Charlotte Jennie “CJ” Reynolds was a girlie girl. She liked dresses, princesses and all things pink and purple. And on Feb. 9, she’ll get her own grand ball.
That’s when the Thumbs Up Ball returns for its third year. Organized by the Ashland-based CJ’s Thumbs Up Foundation, the event helps raise funds to assist families of children battling terminal or chronic diseases.
Roger and Rachel Reynolds launched the non-profit on Jan. 6, 2010, the day before their daughter Charlotte passed away from a brain tumor at the age of 4 1/2, with hopes that they will be able to help families going through the same ordeal.
“When [CJ] was first sick, obviously we were incredibly overwhelmed by the entire experience, but the fortunate thing was the community really rallied behind us,” Rachel said.
The outpouring came from friends, people in the Reynoldses’ church and sometimes strangers who heard about their story and wanted to help. It was that experience that the Reynoldses wanted to keep going through the Foundation.
“We felt very supported and we also saw families that didn’t quite get that same support while they were in the hospital and going through this situation,” Rachel said.
Roger said that the process of helping other families out has proven to be therapeutic for him. In addition to his work with the Foundation, he serves meals to families each Thursday on the seventh-floor pediatric wing of the Children’s Hospital. For him, it’s another way to cope with loss.

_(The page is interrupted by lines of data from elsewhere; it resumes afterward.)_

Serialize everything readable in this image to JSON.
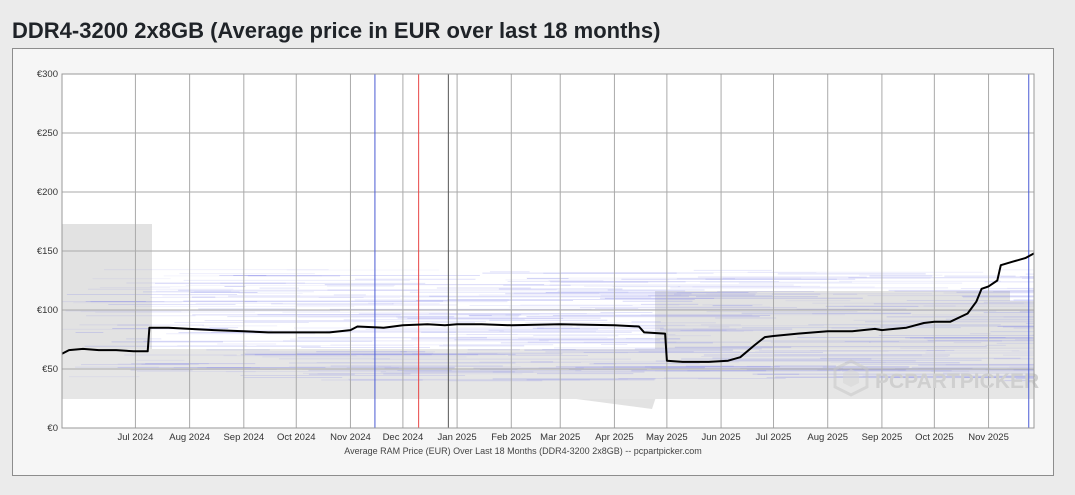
{
  "page": {
    "title": "DDR4-3200 2x8GB (Average price in EUR over last 18 months)"
  },
  "chart_data": {
    "type": "line",
    "title": "DDR4-3200 2x8GB (Average price in EUR over last 18 months)",
    "xlabel": "Average RAM Price (EUR) Over Last 18 Months (DDR4-3200 2x8GB) -- pcpartpicker.com",
    "ylabel": "",
    "x_range": [
      "2024-05-20",
      "2025-11-27"
    ],
    "ylim": [
      0,
      300
    ],
    "y_ticks": [
      0,
      50,
      100,
      150,
      200,
      250,
      300
    ],
    "y_tick_labels": [
      "€0",
      "€50",
      "€100",
      "€150",
      "€200",
      "€250",
      "€300"
    ],
    "x_ticks": [
      "2024-07-01",
      "2024-08-01",
      "2024-09-01",
      "2024-10-01",
      "2024-11-01",
      "2024-12-01",
      "2025-01-01",
      "2025-02-01",
      "2025-03-01",
      "2025-04-01",
      "2025-05-01",
      "2025-06-01",
      "2025-07-01",
      "2025-08-01",
      "2025-09-01",
      "2025-10-01",
      "2025-11-01"
    ],
    "x_tick_labels": [
      "Jul 2024",
      "Aug 2024",
      "Sep 2024",
      "Oct 2024",
      "Nov 2024",
      "Dec 2024",
      "Jan 2025",
      "Feb 2025",
      "Mar 2025",
      "Apr 2025",
      "May 2025",
      "Jun 2025",
      "Jul 2025",
      "Aug 2025",
      "Sep 2025",
      "Oct 2025",
      "Nov 2025"
    ],
    "grid": true,
    "series": [
      {
        "color": "#000000",
        "points": [
          [
            "2024-05-20",
            63
          ],
          [
            "2024-05-24",
            66
          ],
          [
            "2024-06-01",
            67
          ],
          [
            "2024-06-10",
            66
          ],
          [
            "2024-06-20",
            66
          ],
          [
            "2024-06-30",
            65
          ],
          [
            "2024-07-08",
            65
          ],
          [
            "2024-07-09",
            85
          ],
          [
            "2024-07-20",
            85
          ],
          [
            "2024-08-01",
            84
          ],
          [
            "2024-08-15",
            83
          ],
          [
            "2024-09-01",
            82
          ],
          [
            "2024-09-15",
            81
          ],
          [
            "2024-10-01",
            81
          ],
          [
            "2024-10-20",
            81
          ],
          [
            "2024-11-01",
            83
          ],
          [
            "2024-11-05",
            86
          ],
          [
            "2024-11-20",
            85
          ],
          [
            "2024-12-01",
            87
          ],
          [
            "2024-12-15",
            88
          ],
          [
            "2024-12-25",
            87
          ],
          [
            "2025-01-01",
            88
          ],
          [
            "2025-01-15",
            88
          ],
          [
            "2025-02-01",
            87
          ],
          [
            "2025-03-01",
            88
          ],
          [
            "2025-04-01",
            87
          ],
          [
            "2025-04-15",
            86
          ],
          [
            "2025-04-18",
            81
          ],
          [
            "2025-04-30",
            80
          ],
          [
            "2025-05-01",
            57
          ],
          [
            "2025-05-10",
            56
          ],
          [
            "2025-05-25",
            56
          ],
          [
            "2025-06-05",
            57
          ],
          [
            "2025-06-12",
            60
          ],
          [
            "2025-06-20",
            70
          ],
          [
            "2025-06-26",
            77
          ],
          [
            "2025-07-01",
            78
          ],
          [
            "2025-07-15",
            80
          ],
          [
            "2025-08-01",
            82
          ],
          [
            "2025-08-15",
            82
          ],
          [
            "2025-08-28",
            84
          ],
          [
            "2025-09-01",
            83
          ],
          [
            "2025-09-15",
            85
          ],
          [
            "2025-09-25",
            89
          ],
          [
            "2025-10-01",
            90
          ],
          [
            "2025-10-10",
            90
          ],
          [
            "2025-10-20",
            97
          ],
          [
            "2025-10-25",
            107
          ],
          [
            "2025-10-28",
            118
          ],
          [
            "2025-11-01",
            120
          ],
          [
            "2025-11-06",
            125
          ],
          [
            "2025-11-08",
            138
          ],
          [
            "2025-11-15",
            141
          ],
          [
            "2025-11-22",
            144
          ],
          [
            "2025-11-27",
            148
          ]
        ]
      }
    ],
    "reference_lines": [
      {
        "x": "2024-11-15",
        "color": "#4a5bd4"
      },
      {
        "x": "2024-12-10",
        "color": "#e84848"
      },
      {
        "x": "2024-12-27",
        "color": "#555555"
      },
      {
        "x": "2025-11-24",
        "color": "#4a5bd4"
      }
    ],
    "watermark": "PCPARTPICKER",
    "colors": {
      "line": "#000000",
      "bands": "#7b7fe8",
      "range_fill": "#e2e2e2",
      "grid": "#aaaaaa",
      "watermark": "#cfcfcf"
    }
  }
}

“It’s kind of weird because that’s where we spent a lot of time. A lot of folks wouldn’t be able to go up to that place,” he said. “There’s a lot of ghosts up there.”

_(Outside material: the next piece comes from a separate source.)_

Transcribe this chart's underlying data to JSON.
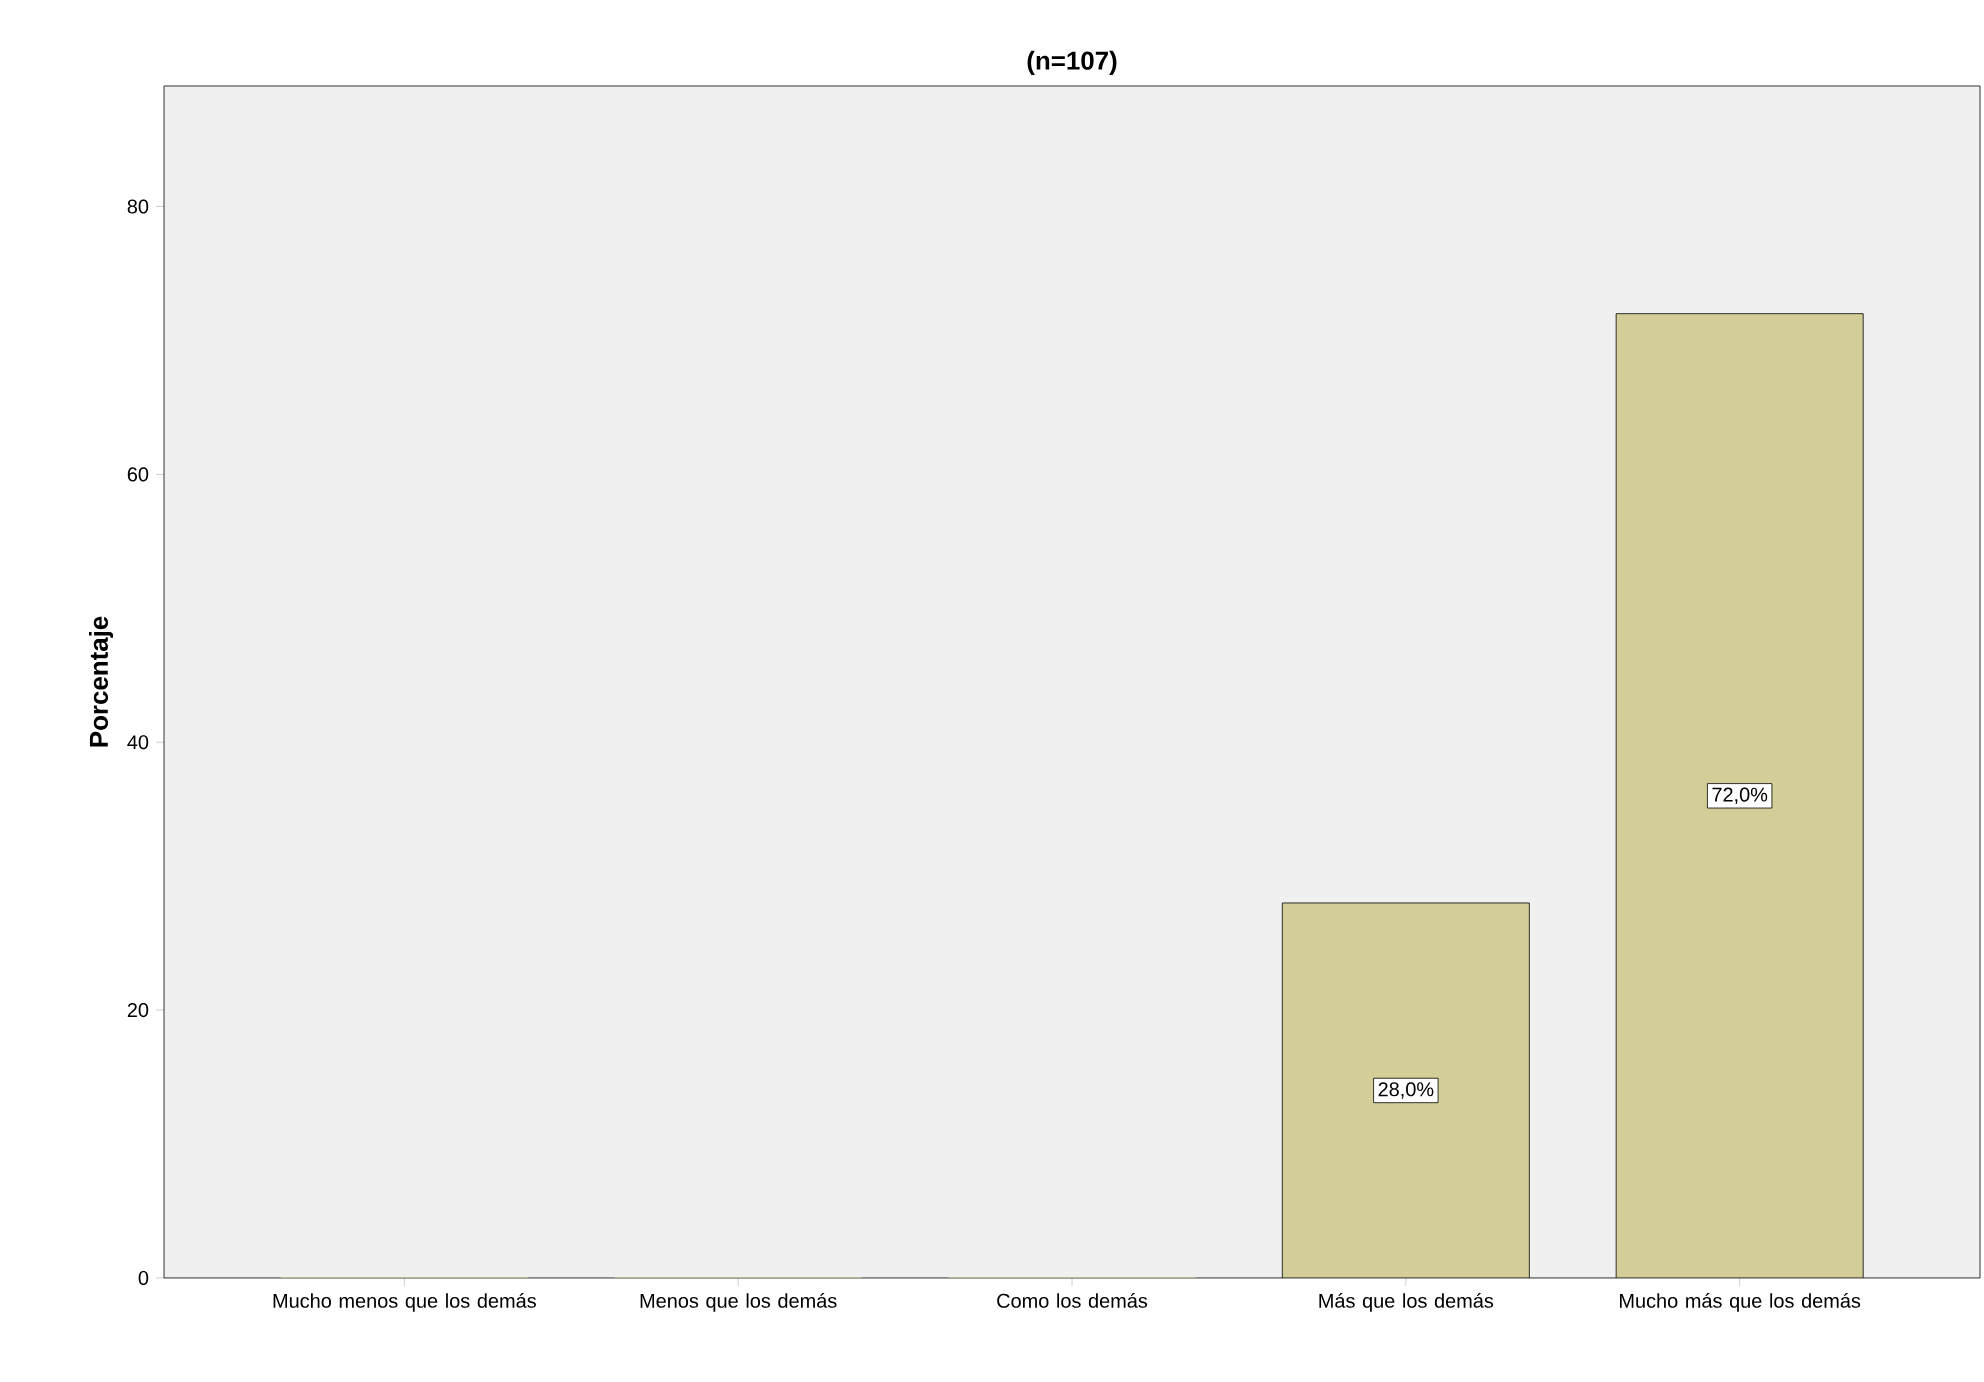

Rachel said it’s been rewarding to turn their personal tragedy into something positive for other families.
“It’s good to take something that really broke your heart and turn it into something good,” she said.
She added that the Foundation, and the Ball, in particular, helps keep CJ’s memory alive.

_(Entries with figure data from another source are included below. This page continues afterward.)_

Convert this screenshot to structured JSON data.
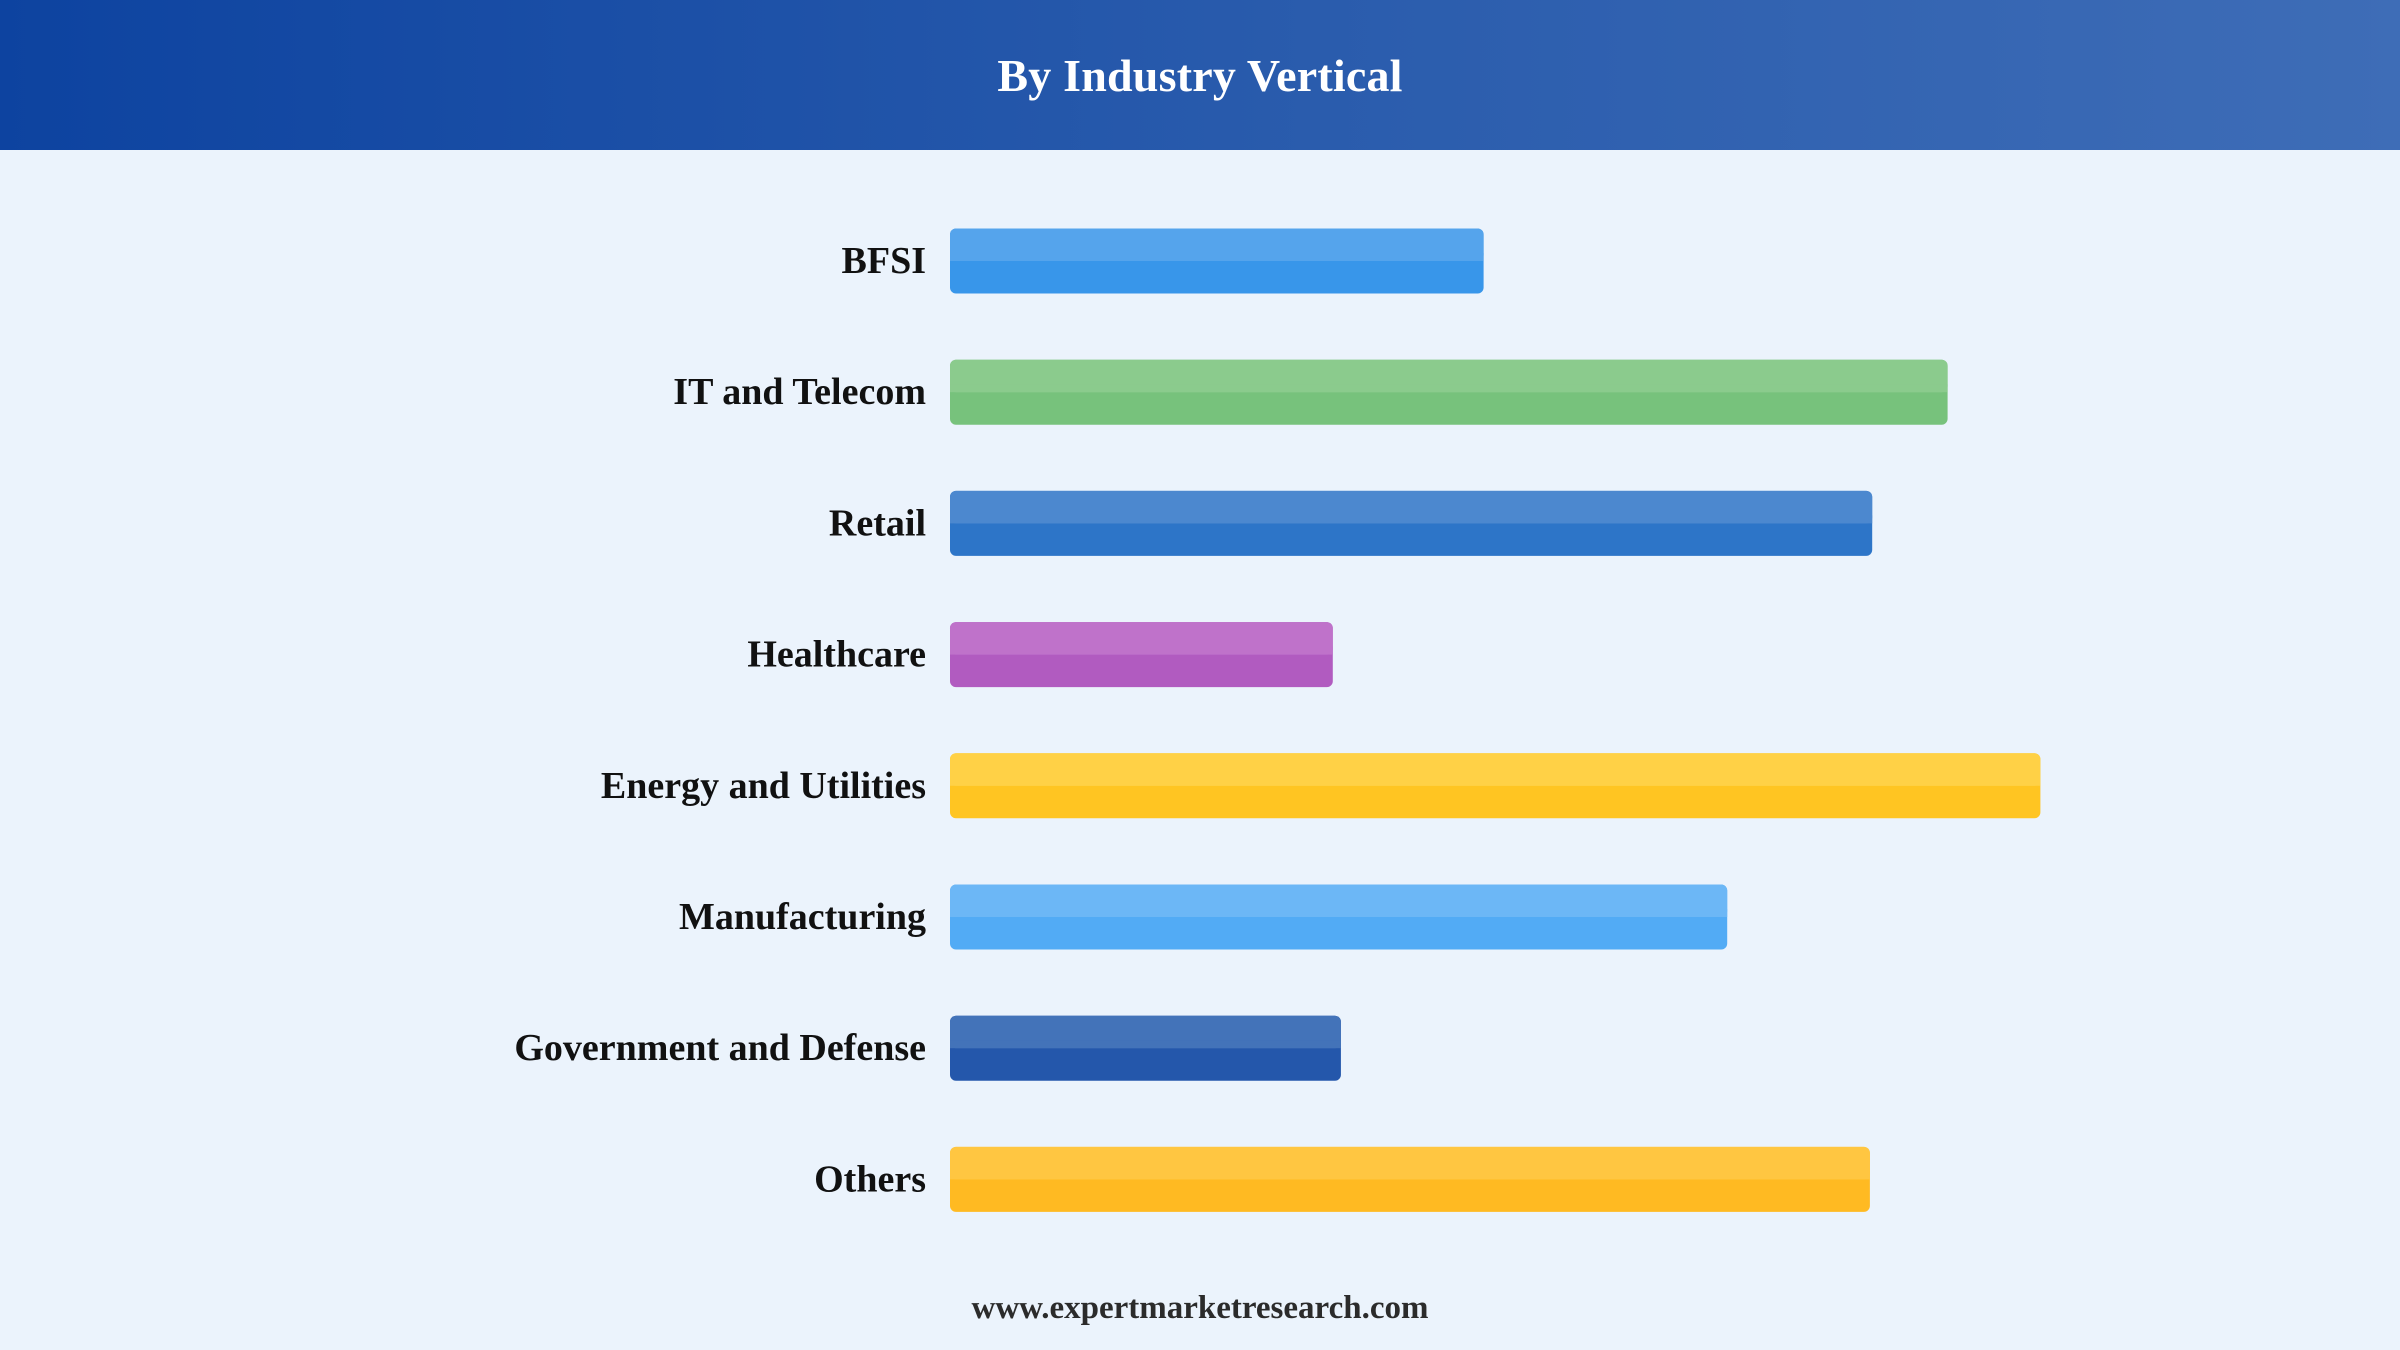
{
  "header": {
    "title": "By Industry Vertical"
  },
  "chart_data": {
    "type": "bar",
    "orientation": "horizontal",
    "title": "By Industry Vertical",
    "xlabel": "",
    "ylabel": "",
    "grid": false,
    "legend": "none",
    "xlim": [
      0,
      100
    ],
    "categories": [
      "BFSI",
      "IT and Telecom",
      "Retail",
      "Healthcare",
      "Energy and Utilities",
      "Manufacturing",
      "Government and Defense",
      "Others"
    ],
    "values": [
      46,
      86,
      79.5,
      33,
      94,
      67,
      33.7,
      79.3
    ],
    "colors": [
      "#3896ea",
      "#77c27c",
      "#2d75c8",
      "#b15bc0",
      "#ffc522",
      "#52abf5",
      "#2457ab",
      "#ffba22"
    ],
    "highlight_colors": [
      "#55a4ec",
      "#8bcb8d",
      "#4c88cf",
      "#bf72ca",
      "#ffd146",
      "#6cb7f6",
      "#4373b9",
      "#ffc641"
    ]
  },
  "footer": {
    "source": "www.expertmarketresearch.com"
  }
}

“The Thumbs Up Ball is really about the spirit of who she was. She was a little girlie girl who loved princesses and loved pink and purple, everything that a lot of typical girls love,” Rachel said. “I think that’s one reason why this is really becoming one of our signature events.”
The Ball began as a “Father-Daughter” dance organized by the Mechanicsville Moms group. Last year, approximately 150 people attended, according to Roger. This year, organizers hope the event will sell out of its 200 tickets.
This year’s family-friendly event will feature a live “Prince and Princess” and Radio Disney for the kids. There will also be a silent auction and raffle and family portraits, the proceeds of which go towards the Foundation’s mission.
Music will be provided by the band “Triple Scoop,” which has unique ties to the Reynolds family. Alfred Walker, band member and godfather to Charlotte, said his family and the Reynoldses have long been connected musically. Rachel and Walker’s wife Loretta met as music therapists, and both couples sang in a church choir together. Walker also said that music factored into holiday celebrations between the two families, so a musical tribute felt appropriate.
“It feels great and also fitting to be able to bring music in support of a caring effort like the Thumbs Up Ball,” Walker said. “Of course I’d be there in heartbeat, and my band members have been really gracious in coming on board. It will be a fun afternoon, and I’ll take a moment to remember Charlotte dancing and singing in my living room.”
The Ball will be held Saturday, Feb. 9 from 4:30 to 7 p.m. at Shady Grove United Methodist Church, located at 4825 Pouncey Tract Road, Glen Allen. Tickets are available at the door or in advance by visiting the foundation’s website.